The present study has some limitations that are worth noting. First, the key strategy variable, strategy sophistication, is based on subjective reports that require verbalisation of a self-generated strategy, which may not always be straightforward for the participant or for the coders. Moreover, in Experiment 2, strategy reports were collected not until after the tasks had been performed, with a potential risk of a memory bias. However, the robust relationships between strategy sophistication and actual performance in both experiments speak for the validity of these introspective reports. Second, the data stem from a web-based study conducted on home computers, and thus we could not control for possible factors in the participants’ surroundings that could have affected their performance. To counteract these potential effects, we conducted a careful screening for background factors that can potentially affect performance, undertook an outlier analysis, and probed for possible cheating. One can also note here that comparisons between lab-based and web-based testing conditions have spoken for the reliability of the results in web-based studies52,53,54. Third, one should point out that the observed relationships between strategy use and objective task performance do not enable causal claims: it is also possible that a better WM leaves more room for strategy generation. However, it is important to point out that studies where participants have received explicit WM strategy instructions indicate subsequent performance improvement when compared with non-instructed controls6,11,12,15,16,17,26,27,28. Fourth, randomisation of task order, together with the marked variation in strategy use between tasks, prevented us to explore possible sequential effects of spontaneous strategy use. The interesting issue of strategy evolution is most readily studied with setups where the memory task is kept constant and strategy reports are collected after each task block18,19,55.
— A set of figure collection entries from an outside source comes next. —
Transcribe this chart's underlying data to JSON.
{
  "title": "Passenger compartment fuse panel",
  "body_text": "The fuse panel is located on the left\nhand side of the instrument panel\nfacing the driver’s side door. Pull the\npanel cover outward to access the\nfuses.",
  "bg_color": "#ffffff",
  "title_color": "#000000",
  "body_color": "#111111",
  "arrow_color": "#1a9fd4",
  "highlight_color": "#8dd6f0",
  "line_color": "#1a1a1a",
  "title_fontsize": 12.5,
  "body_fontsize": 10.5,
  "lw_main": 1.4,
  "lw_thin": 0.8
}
In conclusion, the present results show highly varied self-generated strategy use in WM tasks that is strongly related to task outcomes, systematically modulated by the stimuli (verbal vs. nonverbal) and also affected the type of task paradigm. Spontaneous strategy use should be considered when examining inter- and intra-individual differences in WM performance. The ubiquity of self-generated strategy use calls also for caution in making claims on basic WM storage capacity merely on the basis of WM test scores, as adoption of an effective strategy can have clear-cut effects on the test outcomes.